With the end of December, Arctic ice is rebuilding in the dark up to its annual maximum before the beginning of dawn in March. Since many of the seas are already at their maximum extents, the coming months will only add about 2M km2 to the approximately 13M km2 of ice in place.
The regrowth of Arctic ice extent was slower than usual until recently. After showing resilience in September, ending higher than 2007, ice growth lagged in October, but has been ramping up toward the averages. The map above shows the deficit of ice is mainly in two marginal seas: Bering in the Pacific and Barents in the Atlantic.
In December, 2016 ice extent has grown by 85k km2 per day, compared to the 10-year average 66k km2 per day. As of Dec. 31, 2016 ice extent is ~3% less than average (2006 to 2015). The chart also shows the variability of ice extent over the years during this month. (Note: Dec. 31, 2016 result is actually day 366, but the 31 days of December are compared properly.)
2015 did have the highest ice recovery rate in the last decade, but ended up just below average. 2010 had the lowest year end extent in the last decade, matched by 2016. 2011 March extent was about average at 14.819 and higher than both 2015 and 2016.
The chart also shows 2016 Sea Ice Index (SII) from NOAA has been lagging behind by ~300k km2, but closing the gap lately.
The table below shows this year compared to average and to 2011 for day 001. Since several years in the dataset were missing day 365, I am making the comparison a day later.
The main deficit to average is in Barents and Greenland Seas on the Atlantic side, and in Bering Sea on Pacific side. The Canadian and Siberian sides are locked in ice, with sizable surpluses in Baffin Bay and Okhotsk Sea.
The Arctic Ice Extent Plateau Continues
As I have pointed out before, the annual average ice extent is a better indicator of climate variation, since the seasonal changes are so sizable and extents vary with weather activity. By averaging all daily extents over the calendar year, 2016 came in at 10.389M km2 compared to 10.414M in 2007, a virtual tie. And the trendline remains slightly positive, though again, virtually flat.
The data above comes from MASIE, the most accurate Arctic ice dataset with unparalleled resolution at 4km, compared to SII which uses 25km cells. Alarmists are unhappy with MASIE because it shows more ice, and it has been certified as “reasonably consistent” since 2006.
Alarmists are making much ado about 2016 being lower than 2007, and hoping for no future bounces as happened in 2008 and 2013. Will the long-predicted decline finally ensue in 2017, or will the ice make a comeback as before?
No one knows what will happen to Arctic ice.

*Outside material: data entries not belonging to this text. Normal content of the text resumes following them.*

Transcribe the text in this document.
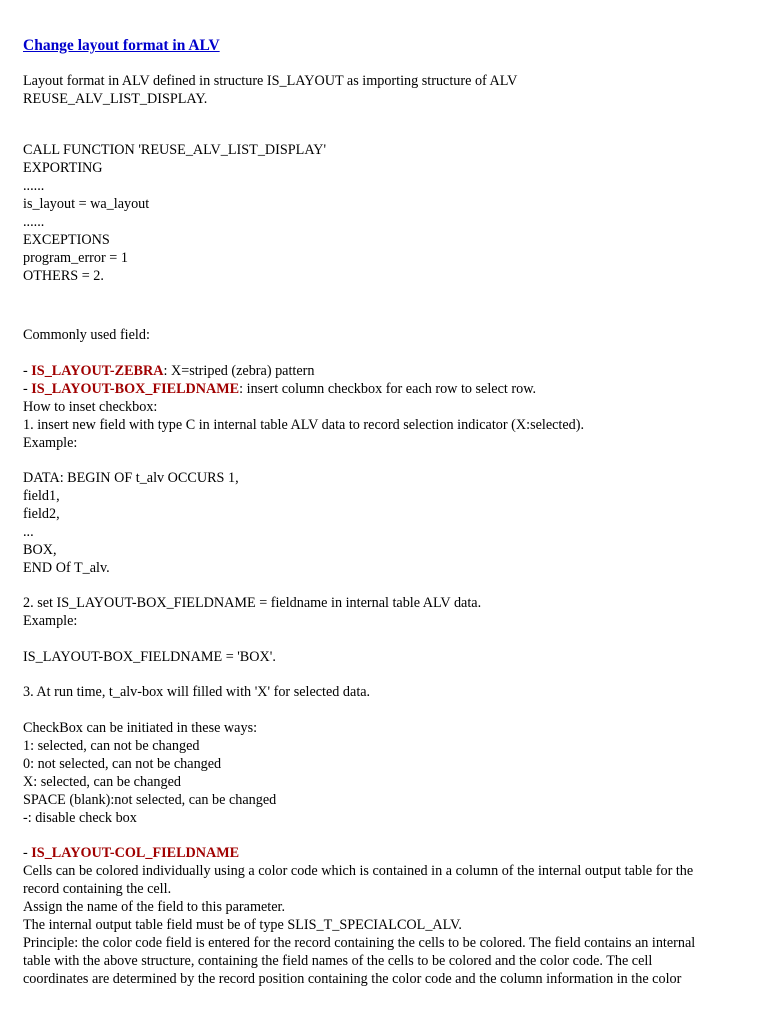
Change layout format in ALV
Layout format in ALV defined in structure IS_LAYOUT as importing structure of ALV
REUSE_ALV_LIST_DISPLAY.
CALL FUNCTION 'REUSE_ALV_LIST_DISPLAY'
EXPORTING
......
is_layout = wa_layout
......
EXCEPTIONS
program_error = 1
OTHERS = 2.
Commonly used field:
- IS_LAYOUT-ZEBRA: X=striped (zebra) pattern
- IS_LAYOUT-BOX_FIELDNAME: insert column checkbox for each row to select row.
How to inset checkbox:
1. insert new field with type C in internal table ALV data to record selection indicator (X:selected).
Example:
DATA: BEGIN OF t_alv OCCURS 1,
field1,
field2,
...
BOX,
END Of T_alv.
2. set IS_LAYOUT-BOX_FIELDNAME = fieldname in internal table ALV data.
Example:
IS_LAYOUT-BOX_FIELDNAME = 'BOX'.
3. At run time, t_alv-box will filled with 'X' for selected data.
CheckBox can be initiated in these ways:
1: selected, can not be changed
0: not selected, can not be changed
X: selected, can be changed
SPACE (blank):not selected, can be changed
-: disable check box
- IS_LAYOUT-COL_FIELDNAME
Cells can be colored individually using a color code which is contained in a column of the internal output table for the
record containing the cell.
Assign the name of the field to this parameter.
The internal output table field must be of type SLIS_T_SPECIALCOL_ALV.
Principle: the color code field is entered for the record containing the cells to be colored. The field contains an internal
table with the above structure, containing the field names of the cells to be colored and the color code. The cell
coordinates are determined by the record position containing the color code and the column information in the color
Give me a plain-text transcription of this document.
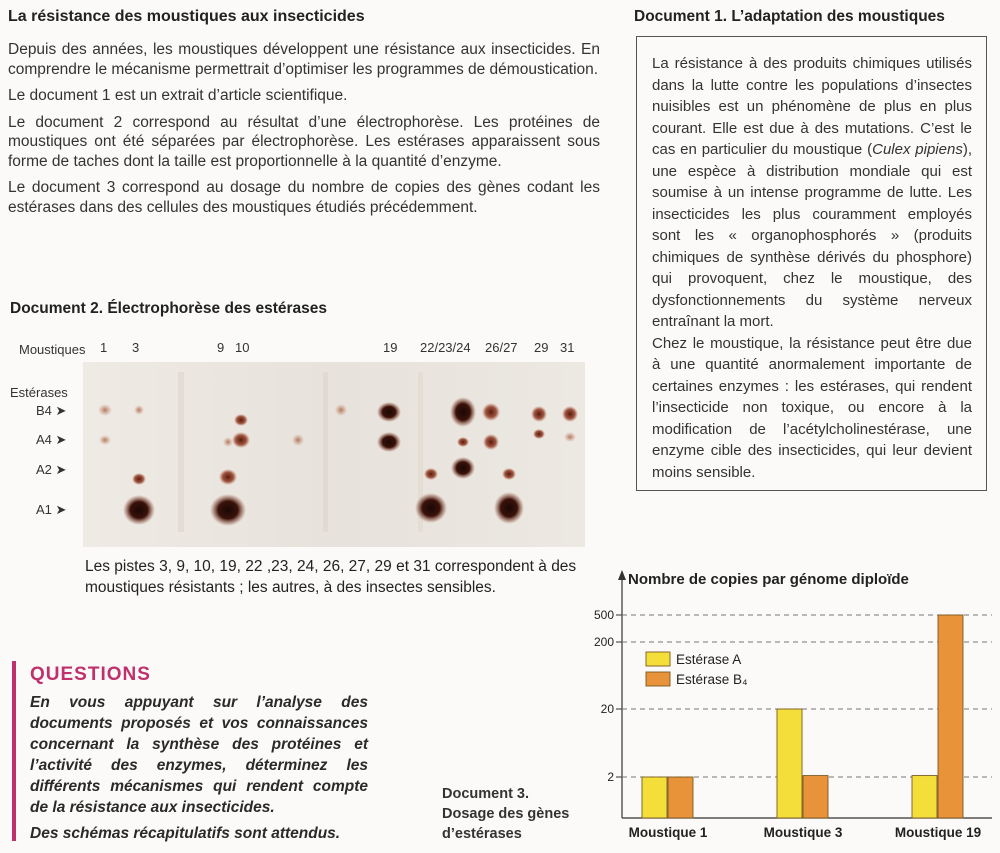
La résistance des moustiques aux insecticides

Depuis des années, les moustiques développent une résistance aux insecticides. En comprendre le mécanisme permettrait d’optimiser les programmes de démoustication.

Le document 1 est un extrait d’article scientifique.

Le document 2 correspond au résultat d’une électrophorèse. Les protéines de moustiques ont été séparées par électrophorèse. Les estérases apparaissent sous forme de taches dont la taille est proportionnelle à la quantité d’enzyme.

Le document 3 correspond au dosage du nombre de copies des gènes codant les estérases dans des cellules des moustiques étudiés précédemment.

Document 1. L’adaptation des moustiques

La résistance à des produits chimiques utilisés dans la lutte contre les populations d’insectes nuisibles est un phénomène de plus en plus courant. Elle est due à des mutations. C’est le cas en particulier du moustique (Culex pipiens), une espèce à distribution mondiale qui est soumise à un intense programme de lutte. Les insecticides les plus couramment employés sont les « organophosphorés » (produits chimiques de synthèse dérivés du phosphore) qui provoquent, chez le moustique, des dysfonctionnements du système nerveux entraînant la mort.

Chez le moustique, la résistance peut être due à une quantité anormalement importante de certaines enzymes : les estérases, qui rendent l’insecticide non toxique, ou encore à la modification de l’acétylcholinestérase, une enzyme cible des insecticides, qui leur devient moins sensible.

Document 2. Électrophorèse des estérases
Moustiques 1 3	9 10	19 22/23/24 26/27 29 31
Estérases
B4 ➤
A4 ➤
A2 ➤
A1 ➤
Les pistes 3, 9, 10, 19, 22 ,23, 24, 26, 27, 29 et 31 correspondent à des moustiques résistants ; les autres, à des insectes sensibles.
QUESTIONS

En vous appuyant sur l’analyse des documents proposés et vos connaissances concernant la synthèse des protéines et l’activité des enzymes, déterminez les différents mécanismes qui rendent compte de la résistance aux insecticides.

Des schémas récapitulatifs sont attendus.

Document 3.
Dosage des gènes
d’estérases
Nombre de copies par génome diploïde
2
20
200
500
Estérase A
Estérase B₄
Moustique 1	Moustique 3	Moustique 19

Except maybe the polar bears.
And they are not talking.
Except, of course, to the admen from Coca-Cola
There is no need to panic over Arctic ice this year, or any year. It fluctuates according to its own ocean-ice-atmospheric processes and we can only watch and be surprised since we know so little about how it all works. Judah Cohen at AER thinks the much greater snowfall in October and since will make for a very cold winter. We shall see. It is already adding more mass to the Greenland ice sheet than in previous years.